Precariedade Humana



Ele entra tarde no trabalho. Passos largos,um jeito meio estúpido no andar. Aparentava quarenta e poucos anos,julgados pelos grisalhos das têmporas. O terno de corte italiano, de cor neutra contrastava com o verde limbo da camisa. Gravata de cor clara. Abotoaduras de ouro completavam o traje. Um advogado bem sucedido .Termo usado pelos que usam denominar de sucedidos aos que se acham no centro do mundo e da força. O anel grande,largo e de ouro tentava traduzir todo esse prestígio.

Sentou-se sôfrego e amplo na cadeira de espaldar alto. Sua postura empombada faria inveja a um soldado grego.

O auxiliar sussurrou informações com palavras amáveis,abaixando a cabeça em sinal de respeito. O homem com gestos ávidos passava as folhas de um lado e de outro,examinava com veemência cada palavra ali pautada. Tinha pressa. Com os cotovelos apoiados sobre a mesa,cabeça entre as mãos remetia a uma cena de urubu, sobrevoando a carniça,tamanha era sua ganância.
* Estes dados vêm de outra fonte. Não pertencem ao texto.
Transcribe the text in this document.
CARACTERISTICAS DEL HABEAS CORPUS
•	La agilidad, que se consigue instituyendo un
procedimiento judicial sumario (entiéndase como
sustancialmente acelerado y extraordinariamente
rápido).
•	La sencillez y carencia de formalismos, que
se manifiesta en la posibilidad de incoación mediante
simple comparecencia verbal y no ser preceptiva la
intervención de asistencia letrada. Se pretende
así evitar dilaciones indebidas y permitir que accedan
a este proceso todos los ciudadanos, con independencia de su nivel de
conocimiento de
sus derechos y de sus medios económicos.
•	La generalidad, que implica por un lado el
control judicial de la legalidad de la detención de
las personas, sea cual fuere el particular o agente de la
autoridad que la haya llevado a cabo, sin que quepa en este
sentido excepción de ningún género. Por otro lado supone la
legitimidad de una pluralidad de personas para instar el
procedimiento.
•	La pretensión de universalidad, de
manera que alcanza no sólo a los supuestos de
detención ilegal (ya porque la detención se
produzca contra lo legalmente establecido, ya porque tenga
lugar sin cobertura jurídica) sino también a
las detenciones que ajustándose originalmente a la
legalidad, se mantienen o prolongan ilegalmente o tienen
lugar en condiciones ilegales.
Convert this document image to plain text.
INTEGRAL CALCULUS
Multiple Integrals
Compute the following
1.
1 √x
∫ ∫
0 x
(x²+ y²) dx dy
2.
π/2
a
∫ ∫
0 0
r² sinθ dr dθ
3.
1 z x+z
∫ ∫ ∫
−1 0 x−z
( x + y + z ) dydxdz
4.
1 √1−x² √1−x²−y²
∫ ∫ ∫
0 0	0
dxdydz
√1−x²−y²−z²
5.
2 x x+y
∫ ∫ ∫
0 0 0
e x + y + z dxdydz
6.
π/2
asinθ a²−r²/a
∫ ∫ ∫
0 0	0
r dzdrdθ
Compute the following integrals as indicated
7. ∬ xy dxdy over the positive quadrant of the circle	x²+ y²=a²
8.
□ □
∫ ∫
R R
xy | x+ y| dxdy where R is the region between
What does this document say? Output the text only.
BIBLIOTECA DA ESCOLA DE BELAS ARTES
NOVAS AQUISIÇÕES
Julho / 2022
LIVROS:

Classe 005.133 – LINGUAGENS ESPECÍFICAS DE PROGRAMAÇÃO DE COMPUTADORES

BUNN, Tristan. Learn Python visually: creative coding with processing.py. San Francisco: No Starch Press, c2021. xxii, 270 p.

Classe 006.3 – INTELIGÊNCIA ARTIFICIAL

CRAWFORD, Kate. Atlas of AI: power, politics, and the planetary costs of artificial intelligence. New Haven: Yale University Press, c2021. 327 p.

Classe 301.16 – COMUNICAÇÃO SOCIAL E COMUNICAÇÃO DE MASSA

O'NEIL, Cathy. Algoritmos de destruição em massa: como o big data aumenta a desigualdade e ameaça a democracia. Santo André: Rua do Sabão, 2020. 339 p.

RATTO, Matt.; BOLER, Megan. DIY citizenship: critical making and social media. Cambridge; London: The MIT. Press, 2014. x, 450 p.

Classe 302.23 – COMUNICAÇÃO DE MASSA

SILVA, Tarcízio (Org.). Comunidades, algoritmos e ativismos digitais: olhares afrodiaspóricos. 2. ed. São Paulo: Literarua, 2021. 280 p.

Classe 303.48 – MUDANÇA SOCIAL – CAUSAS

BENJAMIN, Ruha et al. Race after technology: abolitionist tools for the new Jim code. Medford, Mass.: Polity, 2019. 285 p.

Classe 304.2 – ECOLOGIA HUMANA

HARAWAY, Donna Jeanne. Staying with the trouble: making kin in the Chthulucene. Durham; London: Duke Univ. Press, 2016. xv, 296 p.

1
Seu pensar era ruidoso. O peito arfava .Pega a caneta e assina quase de olhos fechados, mais um acordo milionário.

-Que milionária ressurreição!Brada entre os dentes.

Para o exímio auxiliar,tudo é muito claro. Até a claridade,da imensa sala,é alta e persistente.

Seu corpo magro transmite náuseas. Sua cara se esvazia. Nenhuma expressão.

Tudo que ali se passa é uma atitude cruel e cega. Inútil lamentar.

Mais uma vez a ira o asfixia,mais uma vez a imagem da filha com, “aquela doença”,o aguardava com remédios, doces e brinquedos que a acalentavam.

-Calar sempre é o que me resta. Pensa sem relutar.

-Deus Pai,ajude-me, a calar,sem tentar entender.

Vem a noite, uma leve brisa atravessa as persianas brancas.

O homem levanta-se segurando a borda da mesa,passa a volumosa mão quadrada pelos cabelos,aprumando-os com poder. Estica a gravata. Atravessa a sala e sai rumo ao elevador. Com passos firmes, leva no seu íntimo novos propósitos para suas falcatruas.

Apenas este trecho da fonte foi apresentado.